Générosité
À cette époque-là, au IXe siècle avant J.-C., Achab est roi d’Israël, le royaume du Nord ayant pour capitale Samarie. Il est écrit : « Achab fit plus encore pour contrarier le SEIGNEUR, le Dieu d’Israël, que tous les rois d’Israël qui l’avaient précédé. » (1 Rois 16,33). En particulier, il épouse Jézabel, fille du roi de Sidon, et va servir le Baal. La reine Jézabel est vue très négativement, non pas en soi parce qu’elle est étrangère, mais parce qu’elle est païenne, et qu’Achab se laisse détourner du vrai Dieu et entraîner vers les idoles.
Le prophète Élie annonce alors au nom du Seigneur l’absence de pluie, et c’est la sécheresse, et bientôt la famine.
Jézabel et la veuve de Sarepta ont un point commun : elles viennent de Sidon, un grand port phénicien, situé aujourd’hui au Liban. Entre Tyr et Sidon, Sarepta est une ville de la côte libanaise. C’est là que vient Élie.
La veuve de Sarepta est donc une étrangère et une païenne, comme Jézabel. Mais pour le reste, elle est son double totalement opposé. Comme pour dire que l’origine des gens ne détermine pas qui ils sont. Et qu’il n’est pas rare que des païens soient par leurs actes plus exemplaires que ceux qui se réclament d’un peuple élu, sans être réellement croyants et fidèles à Dieu.

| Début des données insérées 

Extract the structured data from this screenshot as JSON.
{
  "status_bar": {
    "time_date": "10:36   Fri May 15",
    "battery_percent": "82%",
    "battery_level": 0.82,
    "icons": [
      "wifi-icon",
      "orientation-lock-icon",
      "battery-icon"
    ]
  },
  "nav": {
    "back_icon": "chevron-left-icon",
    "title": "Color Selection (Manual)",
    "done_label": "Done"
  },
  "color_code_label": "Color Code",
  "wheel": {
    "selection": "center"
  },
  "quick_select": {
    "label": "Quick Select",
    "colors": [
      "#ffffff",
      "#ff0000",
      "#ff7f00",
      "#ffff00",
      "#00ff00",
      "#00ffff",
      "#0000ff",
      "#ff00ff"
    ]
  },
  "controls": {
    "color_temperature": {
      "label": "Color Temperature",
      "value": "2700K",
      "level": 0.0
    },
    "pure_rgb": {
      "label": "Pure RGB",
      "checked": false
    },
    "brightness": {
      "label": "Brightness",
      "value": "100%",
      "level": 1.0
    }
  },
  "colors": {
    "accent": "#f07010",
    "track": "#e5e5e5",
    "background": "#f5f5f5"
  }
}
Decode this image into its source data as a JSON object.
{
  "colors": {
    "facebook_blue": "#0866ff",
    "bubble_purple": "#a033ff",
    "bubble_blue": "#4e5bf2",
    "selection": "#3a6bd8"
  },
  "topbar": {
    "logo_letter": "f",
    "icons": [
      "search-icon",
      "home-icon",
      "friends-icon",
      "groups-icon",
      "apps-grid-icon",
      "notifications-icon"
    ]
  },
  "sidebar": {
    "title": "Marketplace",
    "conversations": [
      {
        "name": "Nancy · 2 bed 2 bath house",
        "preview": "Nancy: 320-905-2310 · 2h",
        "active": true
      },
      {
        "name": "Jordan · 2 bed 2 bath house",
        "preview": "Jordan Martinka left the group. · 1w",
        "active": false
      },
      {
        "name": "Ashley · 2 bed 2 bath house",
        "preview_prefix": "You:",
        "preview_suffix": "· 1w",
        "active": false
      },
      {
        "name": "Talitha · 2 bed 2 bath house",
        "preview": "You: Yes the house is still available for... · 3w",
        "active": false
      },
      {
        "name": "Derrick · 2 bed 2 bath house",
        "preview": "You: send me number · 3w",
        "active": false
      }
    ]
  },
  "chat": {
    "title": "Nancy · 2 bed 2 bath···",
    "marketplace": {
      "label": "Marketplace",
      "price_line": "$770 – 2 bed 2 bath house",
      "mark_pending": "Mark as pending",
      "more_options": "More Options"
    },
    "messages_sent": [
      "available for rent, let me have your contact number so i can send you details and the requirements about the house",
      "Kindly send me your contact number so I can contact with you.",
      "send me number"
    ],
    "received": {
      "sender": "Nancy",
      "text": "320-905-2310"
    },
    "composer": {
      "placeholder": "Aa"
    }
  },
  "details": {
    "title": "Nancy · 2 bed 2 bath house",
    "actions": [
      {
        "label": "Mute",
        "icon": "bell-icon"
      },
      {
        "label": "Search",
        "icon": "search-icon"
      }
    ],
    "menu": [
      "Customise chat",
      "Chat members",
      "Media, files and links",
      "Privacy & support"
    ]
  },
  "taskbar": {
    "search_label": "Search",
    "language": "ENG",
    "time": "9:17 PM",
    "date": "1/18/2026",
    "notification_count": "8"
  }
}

Comme si cela ne suffisait pas d’être étrangère et païenne, elle est une femme, une veuve, une mère seule avec un fils à charge, par conséquent pauvre et sans ressources. Elle est ce qu’on appelle aujourd’hui à l’intersection de minorités : c’est dur d’être pauvre, c’est dur d’être étranger, c’est dur d’être une femme et une mère célibataire. Mais combiner tout cela à la fois, c’est multiplier à la puissance trois les difficultés et enlever presque toute possibilité de s’en sortir. Déconsidérée, elle n’est rien. Elle se sent déjà presque morte. Et c’est vers elle, non pas vers le roi et la reine, qu’Élie est envoyé. Dieu s’occupe des petits.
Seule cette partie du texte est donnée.